The stock cooler will handle even the 4790K just fine though so I would not worry.  It keeps temps well below Intel thermal threshold and I know many people running on them for years without any issues.  But the Hyper212 could be nicer for a bit more coolness and would end up being a bit more silent than the Stock cooler under load with no overclocking.


----------



## peche (Dec 8, 2014)

I have used intel stock cooler more than a year, then I replaced with a thermaltake AIO,
Why?
Because I wanted to keep it fresh, I don’t like high temps and intel stock cooler wasn't able to handle temps as I wanted, so I replaced it now  I'm pretty happy with my new AIO, also I gave a new look to my rig,
If I were you, I would replaced it with a good cooler or also water cooler if you have the enough money,

Regards,


----------



## Kursah (Dec 8, 2014)

If you're running stock with the 4790K like I am, why not undervolt too? I was able to cut down voltage, power consumption, temps, and maintain excellent temps and stability. My 4790K likes 1.26v stock turbo... but can run at 1.16 iirc. I'll have to check when I get home.


----------



## yogurt_21 (Dec 9, 2014)

RCoon said:


> If you have zero plans of overclocking, stock cooler's are perfectly fine. They wouldn't package them with it otherwise. That being said, probably would have been smarter to buy a non-K model, as the 200mhz or so difference would be negligible in performance.
> If you do plan on doing something in the not-too-distant future, I could recommend a Hyper 212 EVO.


400MHZ actually
http://ark.intel.com/products/80806/Intel-Core-i7-4790-Processor-8M-Cache-up-to-4_00-GHz
http://ark.intel.com/products/80807

11% can certainly be noticeable, if not then wtf would the point of overclocking be?


----------



## Kursah (Dec 9, 2014)

It really isn't as noticeable with modern CPUs. I notice 0 difference in performance at non-turbo and turbo or OCd speeds in anything I do. This does not include synthetic benches...as I rarely use them beyond stability testing.

Honestly there isn't many reasons to OC a high end chip beyond trying to eek out the extra MHz and 1-2FPS or syn bench point. The real world return isn't as large as the Core 2 era.

OCing is also a hobby and that's why many I know do it...just because they can. And why not if you have the right hardware, power and cooling should you choose to do so???


----------



## yogurt_21 (Dec 9, 2014)

I certainly notice the difference between turbo and non just as I do from 1600 to 2400Mhz on the memory. While it may not show up on web browsing it does show up in video editing and compression as well gaming.
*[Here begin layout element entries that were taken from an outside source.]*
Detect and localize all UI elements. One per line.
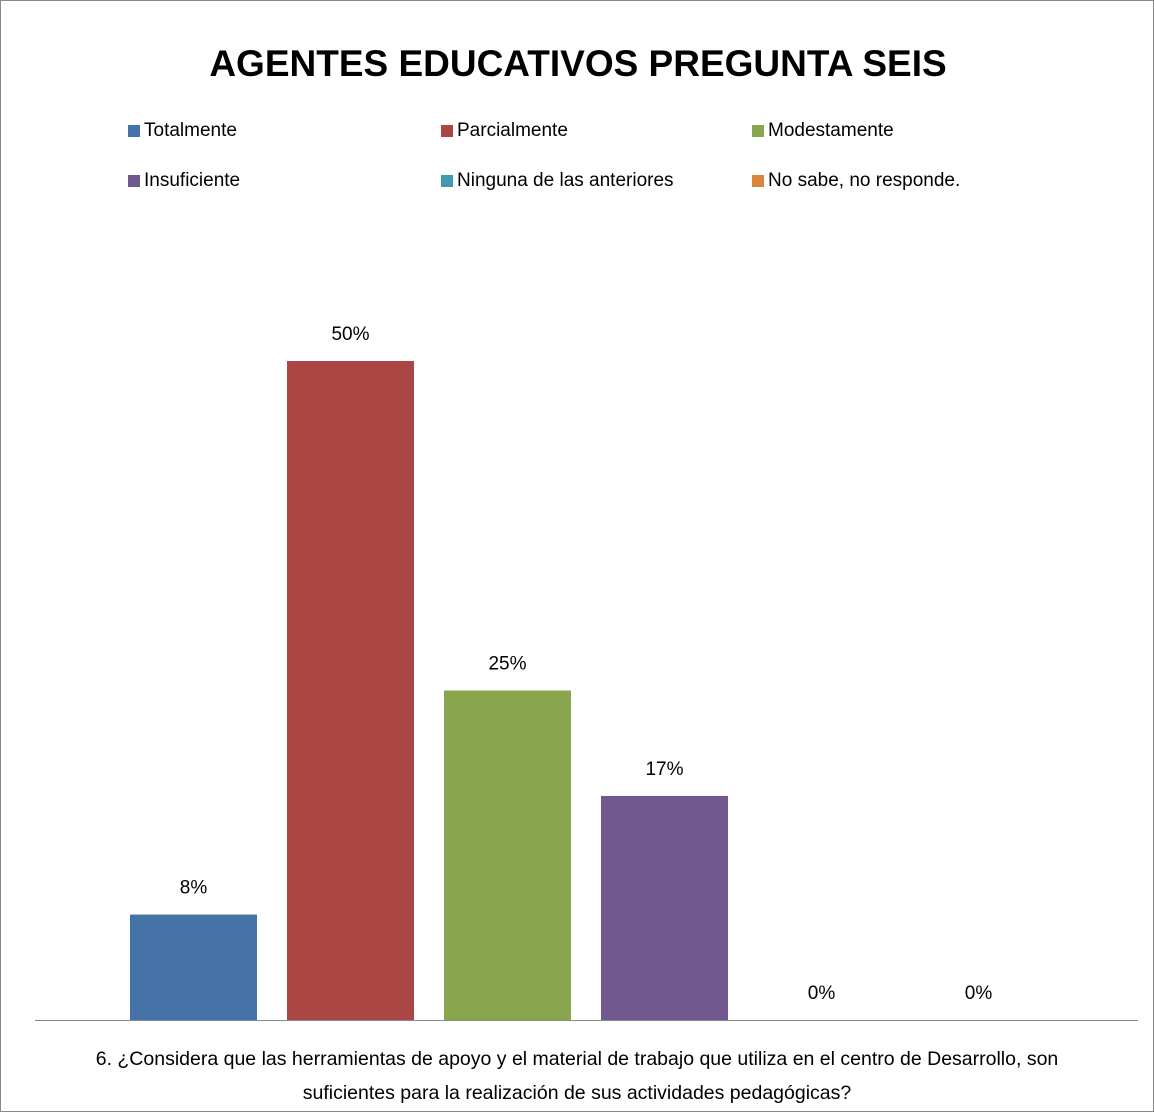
legend-swatch bbox=[128, 175, 140, 187]
data-label: 17% bbox=[645, 759, 683, 780]
legend-label: Parcialmente bbox=[457, 120, 568, 141]
legend-label: Modestamente bbox=[768, 120, 894, 141]
data-label: 50% bbox=[331, 324, 369, 345]
data-label: 25% bbox=[488, 654, 526, 675]
legend-label: Totalmente bbox=[144, 120, 237, 141]
legend-swatch bbox=[752, 175, 764, 187]
legend-swatch bbox=[752, 125, 764, 137]
data-label: 0% bbox=[965, 983, 993, 1004]
data-label: 0% bbox=[808, 983, 836, 1004]
data-label: 8% bbox=[180, 878, 208, 899]
legend-swatch bbox=[441, 125, 453, 137]
legend-label: Ninguna de las anteriores bbox=[457, 170, 674, 191]
bar bbox=[601, 795, 728, 1020]
bar bbox=[130, 914, 257, 1020]
bar bbox=[287, 361, 414, 1020]
legend-label: No sabe, no responde. bbox=[768, 170, 960, 191]
legend-label: Insuficiente bbox=[144, 170, 240, 191]
bar bbox=[444, 690, 571, 1020]
legend-swatch bbox=[128, 125, 140, 137]
category-label: 6. ¿Considera que las herramientas de ap… bbox=[95, 1048, 1059, 1104]
legend-swatch bbox=[441, 175, 453, 187]
chart-title: AGENTES EDUCATIVOS PREGUNTA SEIS bbox=[209, 43, 946, 84]
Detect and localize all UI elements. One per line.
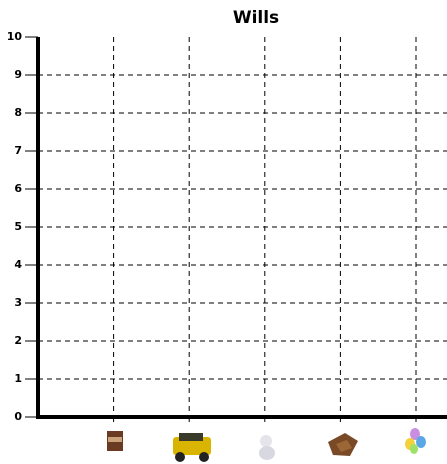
icon-teddy-bear (259, 435, 275, 460)
icon-balloons (405, 428, 426, 454)
icon-jeep (173, 433, 211, 462)
y-tick-label: 2 (14, 334, 22, 347)
y-tick-label: 9 (14, 68, 22, 81)
y-tick-label: 1 (14, 372, 22, 385)
y-tick-label: 8 (14, 106, 22, 119)
y-tick-label: 3 (14, 296, 22, 309)
y-tick-label: 5 (14, 220, 22, 233)
chart-title: Wills (233, 8, 279, 28)
y-tick-label: 6 (14, 182, 22, 195)
y-tick-label: 4 (14, 258, 22, 271)
y-tick-label: 10 (7, 30, 23, 43)
icon-chocolate-bar (107, 431, 123, 451)
y-tick-label: 0 (14, 410, 22, 423)
y-tick-label: 7 (14, 144, 22, 157)
plot-area: 0 1 2 3 4 5 6 7 8 9 10 (7, 30, 447, 423)
icon-chocolate-pieces (328, 433, 358, 456)
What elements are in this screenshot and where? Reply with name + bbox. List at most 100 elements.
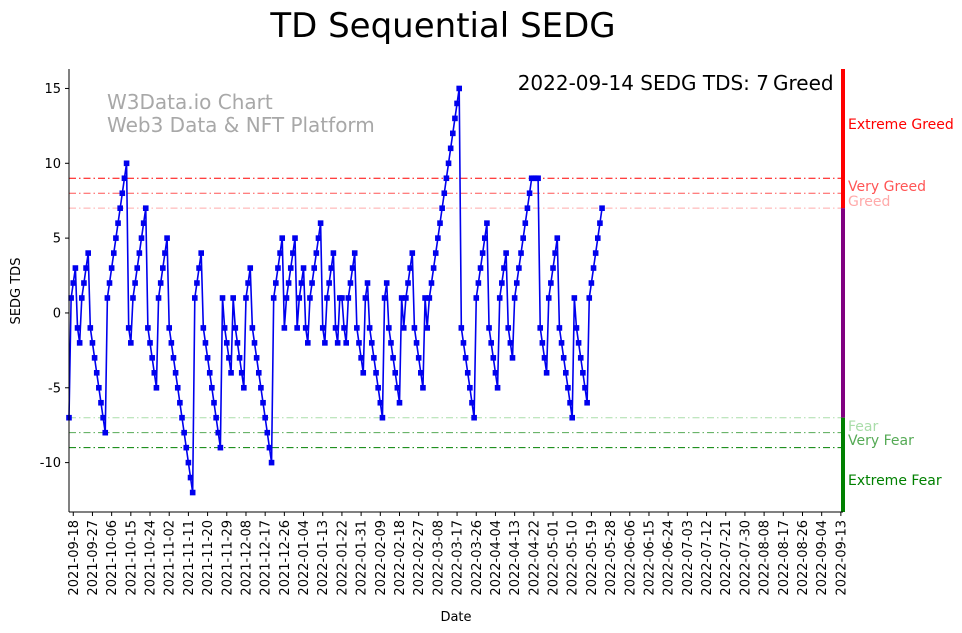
- data-point: [149, 355, 155, 361]
- data-point: [368, 340, 375, 346]
- data-point: [558, 340, 565, 346]
- x-tick-label: 2022-09-04: [815, 520, 830, 596]
- data-point: [317, 220, 324, 226]
- data-point: [345, 295, 352, 301]
- data-point: [554, 235, 561, 241]
- y-tick-label: 10: [44, 157, 61, 172]
- data-point: [422, 295, 428, 301]
- data-point: [217, 444, 224, 451]
- data-point: [375, 384, 381, 391]
- data-point: [509, 355, 516, 361]
- data-point: [164, 235, 170, 241]
- data-point: [377, 399, 384, 406]
- data-point: [98, 399, 104, 406]
- data-point: [294, 325, 300, 331]
- watermark-line-2: Web3 Data & NFT Platform: [107, 113, 375, 137]
- data-point: [281, 325, 288, 331]
- data-point: [486, 325, 492, 331]
- data-point: [577, 355, 584, 361]
- data-point: [541, 355, 548, 361]
- x-tick-label: 2021-09-18: [67, 520, 82, 596]
- data-point: [183, 444, 190, 451]
- x-tick-label: 2021-10-24: [144, 520, 159, 596]
- data-point: [93, 370, 100, 376]
- data-point: [450, 130, 456, 137]
- x-tick-label: 2022-04-22: [527, 520, 542, 596]
- zone-label: Extreme Greed: [848, 117, 954, 133]
- data-point: [560, 355, 567, 361]
- data-point: [326, 280, 332, 286]
- data-point: [104, 295, 111, 301]
- data-point: [526, 190, 533, 197]
- data-point: [185, 459, 192, 466]
- data-point: [145, 325, 151, 331]
- x-tick-label: 2021-11-02: [163, 520, 178, 596]
- data-point: [200, 325, 207, 331]
- zone-label: Very Greed: [848, 179, 926, 195]
- data-point: [315, 235, 322, 241]
- x-tick-label: 2021-10-06: [105, 520, 120, 596]
- data-point: [213, 414, 219, 421]
- data-point: [488, 340, 494, 346]
- data-point: [477, 265, 484, 271]
- data-point: [392, 370, 399, 376]
- data-point: [204, 355, 211, 361]
- data-point: [573, 325, 580, 331]
- data-point: [147, 340, 153, 346]
- data-point: [283, 295, 290, 301]
- data-point: [537, 325, 544, 331]
- data-point: [241, 384, 247, 391]
- x-tick-label: 2022-02-09: [374, 520, 389, 596]
- data-point: [174, 384, 181, 391]
- data-point: [232, 325, 239, 331]
- x-tick-label: 2022-02-27: [412, 520, 427, 596]
- data-point: [319, 325, 326, 331]
- data-point: [324, 295, 330, 301]
- data-point: [275, 265, 281, 271]
- data-point: [456, 85, 462, 92]
- data-point: [245, 280, 251, 286]
- y-axis-label: SEDG TDS: [9, 258, 24, 325]
- data-point: [464, 370, 471, 376]
- data-point: [258, 384, 264, 391]
- x-tick-label: 2022-05-01: [547, 520, 562, 596]
- data-point: [177, 399, 183, 406]
- data-point: [226, 355, 232, 361]
- data-point: [130, 295, 136, 301]
- data-point: [575, 340, 582, 346]
- data-point: [123, 160, 130, 167]
- data-point: [349, 265, 356, 271]
- data-point: [219, 295, 226, 301]
- data-point: [339, 295, 345, 301]
- data-point: [543, 370, 550, 376]
- data-point: [255, 370, 262, 376]
- data-point: [407, 265, 413, 271]
- data-point: [238, 370, 245, 376]
- data-point: [83, 265, 89, 271]
- data-point: [334, 340, 341, 346]
- x-tick-label: 2022-05-28: [604, 520, 619, 596]
- data-point: [322, 340, 328, 346]
- data-point: [360, 370, 367, 376]
- data-point: [309, 280, 315, 286]
- data-point: [108, 265, 115, 271]
- data-point: [285, 280, 292, 286]
- data-point: [516, 265, 522, 271]
- data-point: [475, 280, 482, 286]
- data-point: [91, 355, 98, 361]
- x-tick-label: 2022-08-17: [777, 520, 792, 596]
- data-point: [187, 474, 194, 481]
- data-point: [343, 340, 349, 346]
- data-point: [290, 250, 296, 256]
- data-point: [221, 325, 228, 331]
- y-tick-label: 15: [44, 82, 61, 97]
- data-point: [305, 340, 311, 346]
- x-tick-label: 2022-07-03: [681, 520, 696, 596]
- data-point: [160, 265, 166, 271]
- data-point: [426, 295, 433, 301]
- data-point: [552, 250, 558, 256]
- data-point: [102, 429, 109, 436]
- data-point: [264, 429, 271, 436]
- x-tick-label: 2022-08-08: [758, 520, 773, 596]
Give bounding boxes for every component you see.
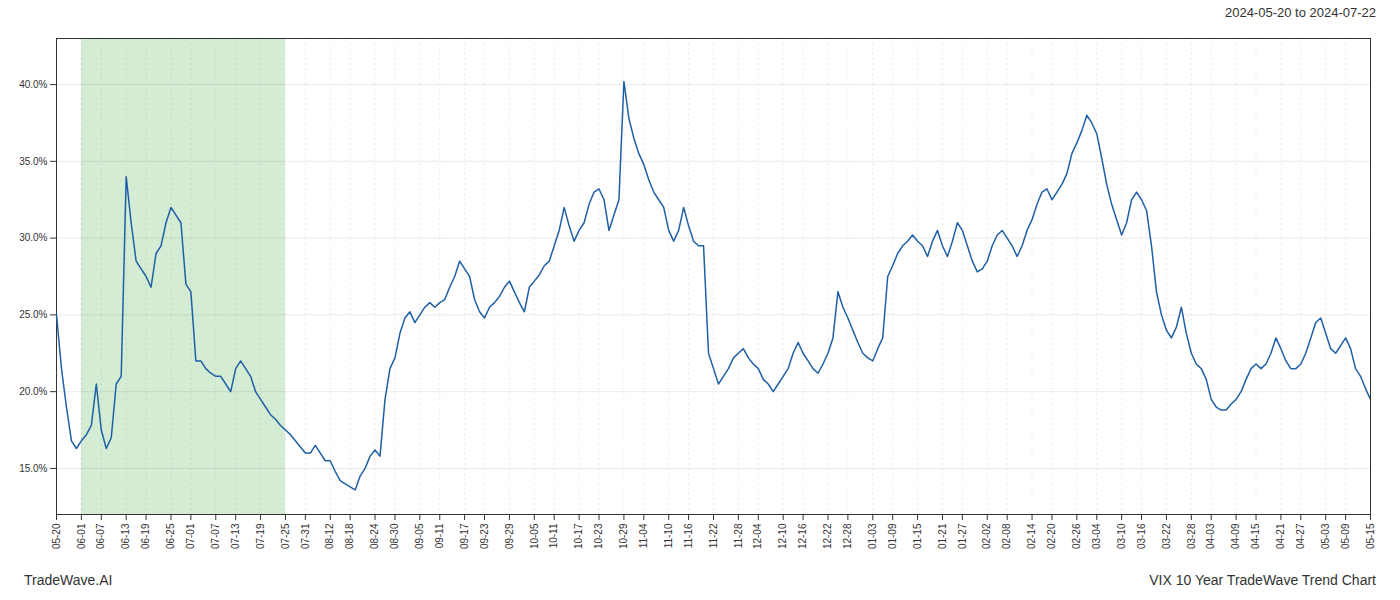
svg-text:06-07: 06-07 <box>95 523 106 549</box>
svg-text:03-28: 03-28 <box>1186 523 1197 549</box>
svg-text:11-10: 11-10 <box>663 523 674 548</box>
svg-text:10-23: 10-23 <box>593 523 604 549</box>
svg-text:09-11: 09-11 <box>434 523 445 548</box>
svg-text:04-27: 04-27 <box>1295 523 1306 549</box>
svg-text:07-13: 07-13 <box>230 523 241 549</box>
svg-text:40.0%: 40.0% <box>19 79 47 90</box>
svg-text:02-26: 02-26 <box>1071 523 1082 549</box>
svg-text:09-23: 09-23 <box>479 523 490 549</box>
svg-text:08-30: 08-30 <box>389 523 400 549</box>
svg-text:07-19: 07-19 <box>255 523 266 549</box>
svg-text:02-02: 02-02 <box>981 523 992 549</box>
svg-text:20.0%: 20.0% <box>19 386 47 397</box>
svg-text:10-29: 10-29 <box>618 523 629 549</box>
svg-text:06-13: 06-13 <box>120 523 131 549</box>
svg-text:05-15: 05-15 <box>1365 523 1376 549</box>
html-text:TradeWave.AI: TradeWave.AI <box>24 572 113 588</box>
svg-text:35.0%: 35.0% <box>19 156 47 167</box>
svg-text:07-31: 07-31 <box>300 523 311 549</box>
svg-text:10-17: 10-17 <box>573 523 584 549</box>
svg-text:25.0%: 25.0% <box>19 309 47 320</box>
svg-text:11-04: 11-04 <box>638 523 649 548</box>
svg-text:10-05: 10-05 <box>529 523 540 549</box>
svg-text:05-20: 05-20 <box>51 523 62 549</box>
svg-text:10-11: 10-11 <box>548 523 559 548</box>
svg-text:04-09: 04-09 <box>1230 523 1241 549</box>
svg-text:05-03: 05-03 <box>1320 523 1331 549</box>
svg-text:08-24: 08-24 <box>369 523 380 549</box>
svg-text:30.0%: 30.0% <box>19 232 47 243</box>
svg-text:06-01: 06-01 <box>76 523 87 549</box>
svg-text:07-01: 07-01 <box>185 523 196 549</box>
svg-text:03-16: 03-16 <box>1136 523 1147 549</box>
svg-text:12-22: 12-22 <box>822 523 833 549</box>
html-text:VIX 10 Year TradeWave Trend Ch: VIX 10 Year TradeWave Trend Chart <box>1149 572 1376 588</box>
svg-text:01-15: 01-15 <box>912 523 923 549</box>
svg-text:04-15: 04-15 <box>1250 523 1261 549</box>
svg-text:08-18: 08-18 <box>344 523 355 549</box>
svg-text:07-07: 07-07 <box>210 523 221 549</box>
svg-text:06-25: 06-25 <box>165 523 176 549</box>
svg-text:09-29: 09-29 <box>504 523 515 549</box>
svg-text:15.0%: 15.0% <box>19 463 47 474</box>
svg-text:01-09: 01-09 <box>887 523 898 549</box>
svg-text:02-14: 02-14 <box>1026 523 1037 549</box>
svg-text:12-04: 12-04 <box>752 523 763 549</box>
svg-text:01-27: 01-27 <box>957 523 968 549</box>
svg-text:04-03: 04-03 <box>1205 523 1216 549</box>
svg-text:06-19: 06-19 <box>140 523 151 549</box>
svg-text:02-20: 02-20 <box>1046 523 1057 549</box>
svg-text:05-09: 05-09 <box>1340 523 1351 549</box>
svg-text:02-08: 02-08 <box>1001 523 1012 549</box>
svg-text:03-04: 03-04 <box>1091 523 1102 549</box>
svg-text:09-05: 09-05 <box>414 523 425 549</box>
svg-text:08-12: 08-12 <box>324 523 335 549</box>
svg-text:04-21: 04-21 <box>1275 523 1286 549</box>
svg-text:07-25: 07-25 <box>280 523 291 549</box>
svg-text:12-10: 12-10 <box>777 523 788 549</box>
svg-text:03-10: 03-10 <box>1116 523 1127 549</box>
svg-text:12-28: 12-28 <box>842 523 853 549</box>
svg-text:11-16: 11-16 <box>683 523 694 548</box>
svg-text:11-22: 11-22 <box>708 523 719 548</box>
svg-text:09-17: 09-17 <box>459 523 470 549</box>
svg-text:12-16: 12-16 <box>797 523 808 549</box>
svg-text:11-28: 11-28 <box>733 523 744 548</box>
html-text:2024-05-20 to 2024-07-22: 2024-05-20 to 2024-07-22 <box>1224 4 1376 20</box>
svg-text:01-03: 01-03 <box>867 523 878 549</box>
svg-text:01-21: 01-21 <box>937 523 948 549</box>
svg-text:03-22: 03-22 <box>1161 523 1172 549</box>
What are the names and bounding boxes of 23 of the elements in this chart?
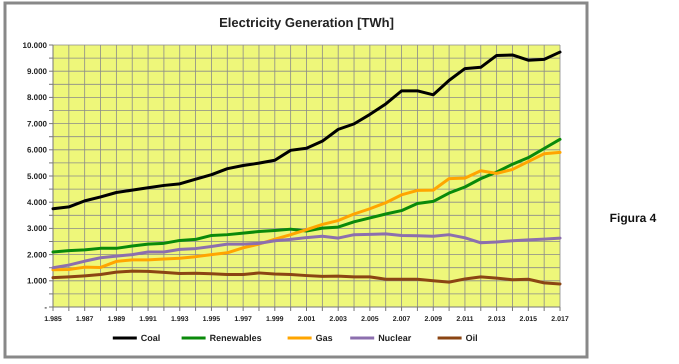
legend-label: Renewables xyxy=(210,333,262,344)
y-tick-label: 5.000 xyxy=(26,172,48,181)
line-series xyxy=(52,232,562,270)
y-tick-label: 3.000 xyxy=(26,224,48,234)
legend-label: Gas xyxy=(316,333,333,344)
line-series xyxy=(52,270,562,286)
legend-label: Coal xyxy=(140,333,160,344)
y-tick-label: 8.000 xyxy=(26,93,48,102)
legend-label: Oil xyxy=(466,333,478,344)
line-series xyxy=(52,50,562,210)
y-tick-label: 10.000 xyxy=(22,40,48,50)
y-tick-label: 4.000 xyxy=(26,198,48,207)
y-tick-label: 1.000 xyxy=(26,276,48,286)
y-tick-label: 6.000 xyxy=(26,146,48,155)
y-tick-label: - xyxy=(44,302,48,312)
text: Figura 4 xyxy=(610,211,657,225)
line-series xyxy=(52,138,562,254)
chart-title: Electricity Generation [TWh] xyxy=(219,15,394,30)
line-series xyxy=(52,150,562,272)
legend-label: Nuclear xyxy=(378,333,412,344)
y-tick-label: 7.000 xyxy=(26,119,48,128)
y-tick-label: 2.000 xyxy=(26,250,48,260)
y-tick-label: 9.000 xyxy=(26,67,48,76)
It may not load the game any faster but the frames are higher and it's more then 1-2 fps, unless of course it's a gpu bound game. So I still say it's worth it to get the 4790k over the regular 4790 eve if you don't overclock simply due to the base boost in clock speed. This may not be as dramatic as taking a Q6600 from 2.4 to 4.0, but the difference is still present.


----------



## Vario (Dec 15, 2014)

stock cooler is pretty lousy it doesnt have much retention.  Didn't have much luck with it myself. You can mod them with zip ties or use bolt+nut to get it tighter against the CPU.


----------



## Toothless (Dec 15, 2014)

Get a real cooler or tweak the volts. At "stock" it will run hot. Unless of course, you don't push it.


----------



## eidairaman1 (Dec 15, 2014)

If youre not ocing get a non k model part


----------